Saya hanya mampu menyelesaikan beberapa soal ujian dan beberapanya lagi, tak mampu saya kerjakan. Saya hanya membantu beberapa waktu saja dan sisanya saya sibuk dengan diri saya sendiri. Termasuk mengerjai mereka.

Saya hanya mengikuti apa yang katanya benar dilakukan, menurut referensi yang saya dapat selama hidup ini.

Saya tidak ingin mereka menganggap saya selalu pintar. Karena mereka akan sangat kecewa ketika saya melakukan satu kebodohan. Mereka akan lebih kecewa dari saya karena ekspetasi itu.

Saya tidak ingin mereka menganggap saya selalu baik. Karena mereka akan sangat kecewa ketika saya melakukan satu kejahatan.
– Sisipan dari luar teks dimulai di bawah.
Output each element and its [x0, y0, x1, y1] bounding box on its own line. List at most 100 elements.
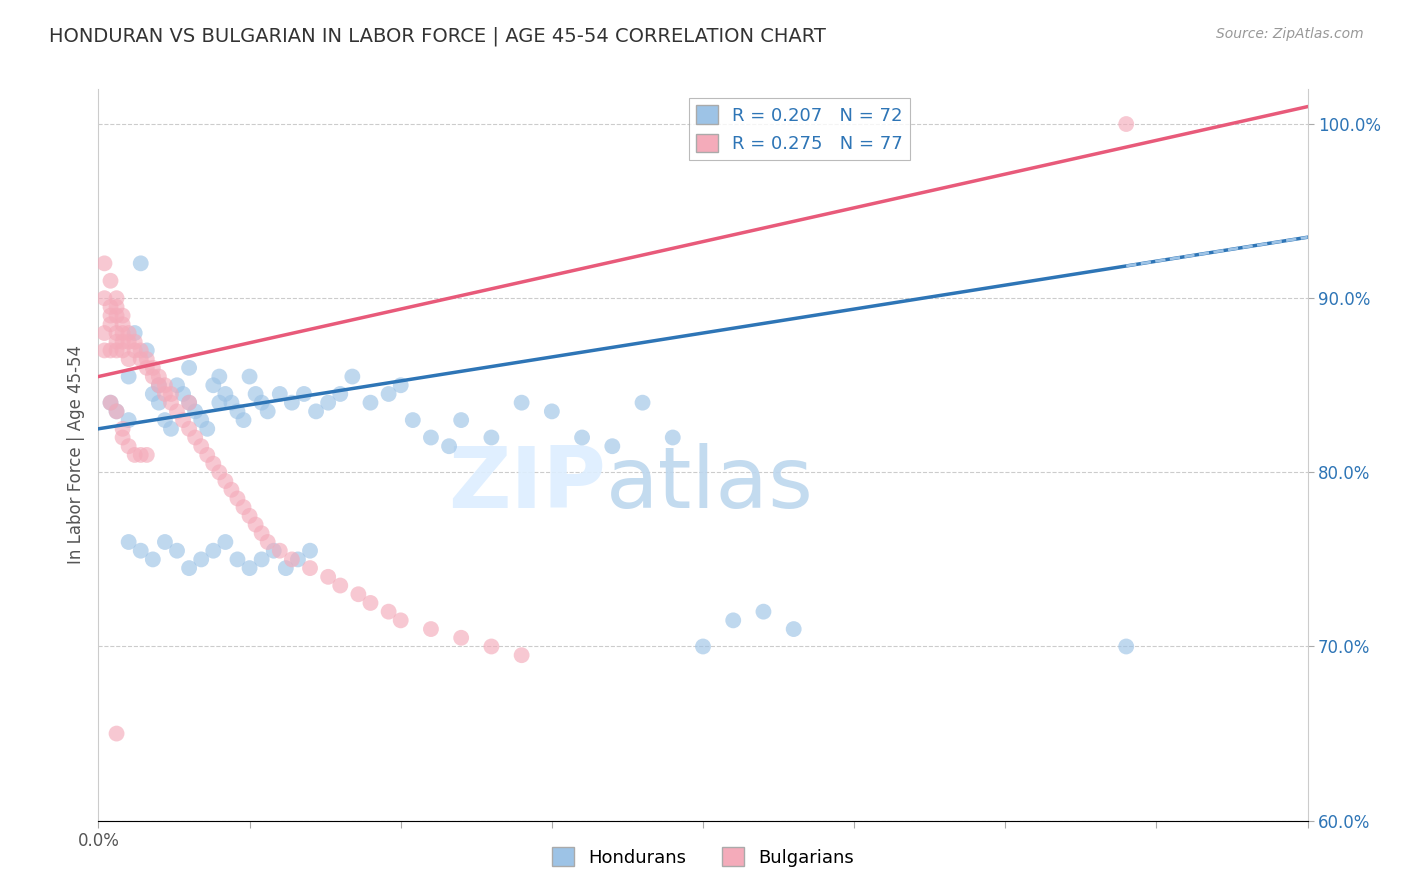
Legend: R = 0.207   N = 72, R = 0.275   N = 77: R = 0.207 N = 72, R = 0.275 N = 77	[689, 98, 911, 161]
Point	[100, 274, 122, 288]
Point	[221, 483, 243, 497]
Point	[263, 543, 285, 558]
Point	[118, 334, 141, 349]
Point	[214, 387, 236, 401]
Point	[166, 543, 188, 558]
Point	[118, 326, 141, 340]
Point	[105, 334, 128, 349]
Point	[148, 378, 170, 392]
Point	[360, 596, 382, 610]
Point	[389, 613, 412, 627]
Point	[153, 378, 176, 392]
Text: HONDURAN VS BULGARIAN IN LABOR FORCE | AGE 45-54 CORRELATION CHART: HONDURAN VS BULGARIAN IN LABOR FORCE | A…	[49, 27, 827, 46]
Point	[129, 448, 152, 462]
Point	[299, 543, 322, 558]
Point	[100, 309, 122, 323]
Point	[129, 543, 152, 558]
Point	[179, 422, 201, 436]
Point	[281, 552, 304, 566]
Point	[226, 404, 249, 418]
Point	[214, 535, 236, 549]
Point	[179, 561, 201, 575]
Point	[437, 439, 460, 453]
Point	[142, 369, 165, 384]
Point	[100, 395, 122, 409]
Point	[118, 352, 141, 367]
Point	[105, 404, 128, 418]
Point	[118, 439, 141, 453]
Point	[239, 561, 262, 575]
Point	[179, 360, 201, 375]
Point	[232, 413, 254, 427]
Text: atlas: atlas	[606, 442, 814, 525]
Point	[329, 578, 352, 592]
Point	[118, 369, 141, 384]
Point	[172, 387, 194, 401]
Point	[153, 535, 176, 549]
Point	[124, 326, 146, 340]
Point	[239, 369, 262, 384]
Point	[195, 422, 218, 436]
Point	[172, 413, 194, 427]
Point	[226, 491, 249, 506]
Point	[160, 422, 183, 436]
Point	[287, 552, 309, 566]
Point	[221, 395, 243, 409]
Point	[111, 422, 134, 436]
Point	[142, 360, 165, 375]
Point	[783, 622, 806, 636]
Point	[118, 535, 141, 549]
Point	[111, 326, 134, 340]
Point	[93, 291, 115, 305]
Point	[105, 300, 128, 314]
Point	[214, 474, 236, 488]
Point	[540, 404, 562, 418]
Point	[250, 552, 273, 566]
Point	[752, 605, 775, 619]
Point	[602, 439, 624, 453]
Point	[105, 309, 128, 323]
Point	[179, 395, 201, 409]
Point	[245, 387, 267, 401]
Point	[135, 352, 157, 367]
Point	[118, 413, 141, 427]
Point	[232, 500, 254, 515]
Point	[202, 378, 225, 392]
Point	[208, 466, 231, 480]
Point	[250, 395, 273, 409]
Point	[124, 334, 146, 349]
Point	[100, 343, 122, 358]
Point	[420, 430, 443, 444]
Point	[269, 543, 291, 558]
Point	[105, 343, 128, 358]
Point	[239, 508, 262, 523]
Point	[190, 439, 212, 453]
Point	[105, 291, 128, 305]
Point	[202, 543, 225, 558]
Legend: Hondurans, Bulgarians: Hondurans, Bulgarians	[544, 840, 862, 874]
Point	[160, 395, 183, 409]
Point	[269, 387, 291, 401]
Point	[148, 378, 170, 392]
Point	[316, 570, 339, 584]
Text: ZIP: ZIP	[449, 442, 606, 525]
Text: Source: ZipAtlas.com: Source: ZipAtlas.com	[1216, 27, 1364, 41]
Point	[111, 309, 134, 323]
Point	[129, 352, 152, 367]
Point	[226, 552, 249, 566]
Point	[179, 395, 201, 409]
Point	[160, 387, 183, 401]
Point	[481, 640, 503, 654]
Point	[105, 404, 128, 418]
Point	[148, 369, 170, 384]
Point	[377, 605, 399, 619]
Point	[105, 726, 128, 740]
Point	[142, 387, 165, 401]
Point	[184, 430, 207, 444]
Point	[142, 552, 165, 566]
Point	[129, 256, 152, 270]
Point	[347, 587, 370, 601]
Point	[329, 387, 352, 401]
Point	[510, 395, 533, 409]
Point	[93, 256, 115, 270]
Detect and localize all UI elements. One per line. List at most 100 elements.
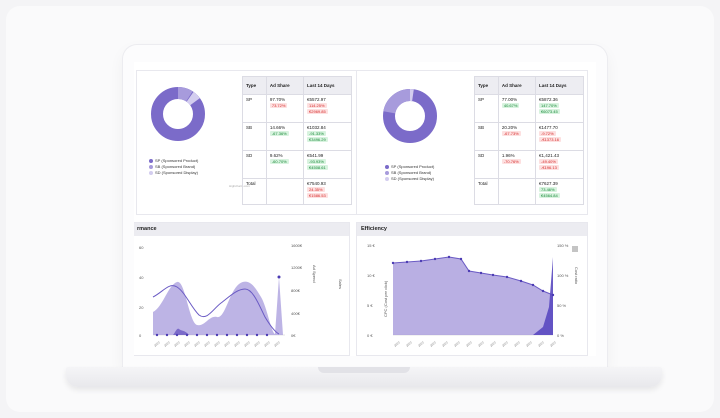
svg-text:2022: 2022 <box>501 340 509 348</box>
laptop-base <box>66 367 662 387</box>
status-badge: 73.72% <box>269 103 288 108</box>
svg-text:2022: 2022 <box>525 340 533 348</box>
donut-legend-left: SP (Sponsored Product) SB (Sponsored Bra… <box>149 158 198 176</box>
legend-item-sp: SP (Sponsored Product) <box>149 158 198 164</box>
y-right-tick: 400€ <box>291 311 301 316</box>
svg-text:2022: 2022 <box>477 340 485 348</box>
y-left-tick: 20 <box>139 305 144 310</box>
performance-panel: rmance 60 40 20 0 1600€ 1200€ 800€ 400€ … <box>134 222 350 356</box>
y-right-tick: 0€ <box>291 333 296 338</box>
donut-chart-left <box>151 87 205 141</box>
ad-share-table-right: Type Ad Share Last 14 Days SP 77.00% 40.6… <box>474 76 584 205</box>
right-axis-label-2: Sales <box>338 279 343 289</box>
status-badge: €6073.45 <box>539 109 560 114</box>
y-right-tick: 50 % <box>557 303 567 308</box>
efficiency-panel: Efficiency 15 € 10 € 5 € 0 € 150 % 100 %… <box>356 222 588 356</box>
status-badge: -9.72% <box>539 131 556 136</box>
svg-text:2022: 2022 <box>223 340 231 348</box>
svg-text:2022: 2022 <box>233 340 241 348</box>
efficiency-area <box>393 257 553 335</box>
svg-text:2022: 2022 <box>243 340 251 348</box>
y-left-tick: 5 € <box>367 303 373 308</box>
y-right-tick: 1200€ <box>291 265 303 270</box>
chart-menu-icon[interactable] <box>572 246 578 252</box>
table-row: SD 1.96% -70.76% €1,421.43 -49.40% -€196.13 <box>474 150 584 179</box>
y-left-tick: 0 € <box>367 333 373 338</box>
svg-text:2022: 2022 <box>273 340 281 348</box>
svg-text:2022: 2022 <box>153 340 161 348</box>
efficiency-title: Efficiency <box>357 223 587 236</box>
col-last: Last 14 Days <box>535 76 584 95</box>
donut-slice-sb <box>151 87 205 141</box>
table-row: SP 77.00% 40.67% €5872.36 147.70% €6073.45 <box>474 94 584 123</box>
svg-text:2022: 2022 <box>393 340 401 348</box>
legend-item-sb: SB (Sponsored Brand) <box>385 170 434 176</box>
efficiency-ratio-area <box>533 257 553 335</box>
y-right-tick: 150 % <box>557 243 569 248</box>
efficiency-points <box>391 255 555 297</box>
left-axis-label: CPC (Cost per click) <box>383 280 388 317</box>
right-axis-label: Ad Spend <box>312 265 317 283</box>
svg-text:2022: 2022 <box>405 340 413 348</box>
table-row: SB 20.20% -67.73% €1477.70 -9.72% -€1373.16 <box>474 122 584 151</box>
performance-points <box>155 275 281 337</box>
svg-text:2022: 2022 <box>429 340 437 348</box>
status-badge: -60.70% <box>269 159 289 164</box>
svg-text:2022: 2022 <box>417 340 425 348</box>
status-badge: €2969.85 <box>307 109 328 114</box>
svg-text:2022: 2022 <box>253 340 261 348</box>
performance-chart: 60 40 20 0 1600€ 1200€ 800€ 400€ 0€ Ad S… <box>139 243 343 348</box>
svg-text:2022: 2022 <box>173 340 181 348</box>
y-left-tick: 40 <box>139 275 144 280</box>
legend-item-sd: SD (Sponsored Display) <box>149 170 198 176</box>
svg-text:2022: 2022 <box>441 340 449 348</box>
status-badge: -67.73% <box>501 131 521 136</box>
status-badge: 147.70% <box>539 103 559 108</box>
y-left-tick: 15 € <box>367 243 376 248</box>
ad-share-table-left: Type Ad Share Last 14 Days SP 97.70% 73.7… <box>242 76 352 205</box>
x-tick-labels: 2022 2022 2022 2022 2022 2022 2022 2022 2022… <box>153 340 281 348</box>
donut-chart-right <box>383 89 437 143</box>
x-tick-labels: 2022 2022 2022 2022 2022 2022 2022 2022 2022… <box>393 340 557 348</box>
donut-slice-sb <box>383 89 437 143</box>
svg-text:2022: 2022 <box>549 340 557 348</box>
dashboard-screen: SP (Sponsored Product) SB (Sponsored Bra… <box>134 62 596 356</box>
status-badge: €4564.84 <box>539 193 560 198</box>
svg-text:2022: 2022 <box>163 340 171 348</box>
status-badge: -67.36% <box>269 131 289 136</box>
legend-item-sd: SD (Sponsored Display) <box>385 176 434 182</box>
right-axis-label: Cost ratio <box>574 267 579 285</box>
efficiency-line <box>392 256 554 296</box>
col-last: Last 14 Days <box>303 76 352 95</box>
table-row: Total €7627.39 73.46% €4564.84 <box>474 178 584 205</box>
status-badge: €3496.29 <box>307 137 328 142</box>
ad-share-panel-right: SP (Sponsored Product) SB (Sponsored Bra… <box>356 70 588 215</box>
donut-slice-sd <box>151 87 205 141</box>
svg-text:2022: 2022 <box>465 340 473 348</box>
status-badge: 24.35% <box>307 187 325 192</box>
svg-text:2022: 2022 <box>263 340 271 348</box>
y-left-tick: 0 <box>139 333 142 338</box>
status-badge: -91.33% <box>307 131 326 136</box>
svg-text:2022: 2022 <box>453 340 461 348</box>
status-badge: -70.76% <box>501 159 521 164</box>
performance-line <box>152 285 280 335</box>
y-right-tick: 1600€ <box>291 243 303 248</box>
legend-item-sb: SB (Sponsored Brand) <box>149 164 198 170</box>
status-badge: -€1373.16 <box>539 137 562 142</box>
ad-share-panel-left: SP (Sponsored Product) SB (Sponsored Bra… <box>136 70 358 215</box>
svg-text:2022: 2022 <box>213 340 221 348</box>
svg-text:2022: 2022 <box>193 340 201 348</box>
svg-text:2022: 2022 <box>489 340 497 348</box>
status-badge: 40.67% <box>501 103 520 108</box>
y-left-tick: 60 <box>139 245 144 250</box>
donut-legend-right: SP (Sponsored Product) SB (Sponsored Bra… <box>385 164 434 182</box>
y-right-tick: 0 % <box>557 333 564 338</box>
col-share: Ad Share <box>497 76 537 95</box>
svg-text:2022: 2022 <box>203 340 211 348</box>
efficiency-chart: 15 € 10 € 5 € 0 € 150 % 100 % 50 % 0 % C… <box>367 243 579 348</box>
table-row: SD 9.62% -60.70% €541.99 -93.93% €4508.61 <box>242 150 352 179</box>
table-row: SB 14.66% -67.36% €1032.84 -91.33% €3496.29 <box>242 122 352 151</box>
table-row: SP 97.70% 73.72% €5572.97 114.25% €2969.85 <box>242 94 352 123</box>
y-right-tick: 100 % <box>557 273 569 278</box>
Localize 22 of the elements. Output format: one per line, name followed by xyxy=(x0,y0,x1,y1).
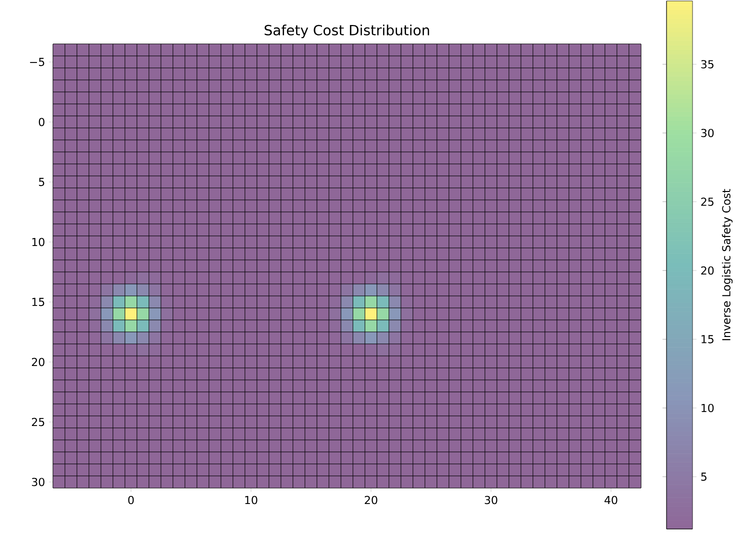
chart-title: Safety Cost Distribution xyxy=(264,24,430,38)
y-tick-label: 0 xyxy=(38,118,44,126)
y-tick-label: 30 xyxy=(32,478,44,486)
color-bar-label: 35 xyxy=(701,60,714,68)
color-bar-label: 20 xyxy=(701,266,714,275)
y-tick-label: 10 xyxy=(32,238,44,246)
y-tick-label: 15 xyxy=(32,298,44,306)
color-bar-label: 30 xyxy=(701,128,714,138)
color-bar-label: 15 xyxy=(702,335,714,344)
color-bar-label: 25 xyxy=(701,198,714,206)
y-tick-label: 20 xyxy=(32,358,44,366)
y-tick-label: 25 xyxy=(32,418,44,426)
x-tick-label: 10 xyxy=(245,496,258,504)
x-tick-label: 0 xyxy=(128,496,134,504)
x-tick-label: 30 xyxy=(484,496,498,504)
color-bar-title: Inverse Logistic Safety Cost xyxy=(722,189,733,340)
color-bar-label: 10 xyxy=(702,404,714,412)
x-tick-label: 40 xyxy=(604,496,618,504)
y-tick-label: −5 xyxy=(30,58,44,66)
x-tick-label: 20 xyxy=(364,496,378,504)
y-tick-label: 5 xyxy=(38,178,44,186)
color-bar-label: 5 xyxy=(701,472,706,481)
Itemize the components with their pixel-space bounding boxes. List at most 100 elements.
Dan lagi-lagi mereka akan lebih kecewa dari saya karena ekspetasi itu.

Saya benci ekspetasi!
Sebab, ekspetasi itu akan menganggap saya seperti robot yang harus selalu konstan dan stabil melakukan perintah sesuai setting programnya.

Saya bukan robot!
Saya adalah manusia dengan segala perubahan dan perkembangan!

Saya ingin mereka berharap sederhana kepada saya. Saya tidak ingin mereka lebih kecewa dari pada saya. Saya tidak ingin melakukan satu hal secara terus-menerus. Saya butuh suatu perubahan. Saya ingin melakukan kebodohan untuk menghilangkan kepenatan. Saya ingin menjahati mereka untuk menambah keakraban.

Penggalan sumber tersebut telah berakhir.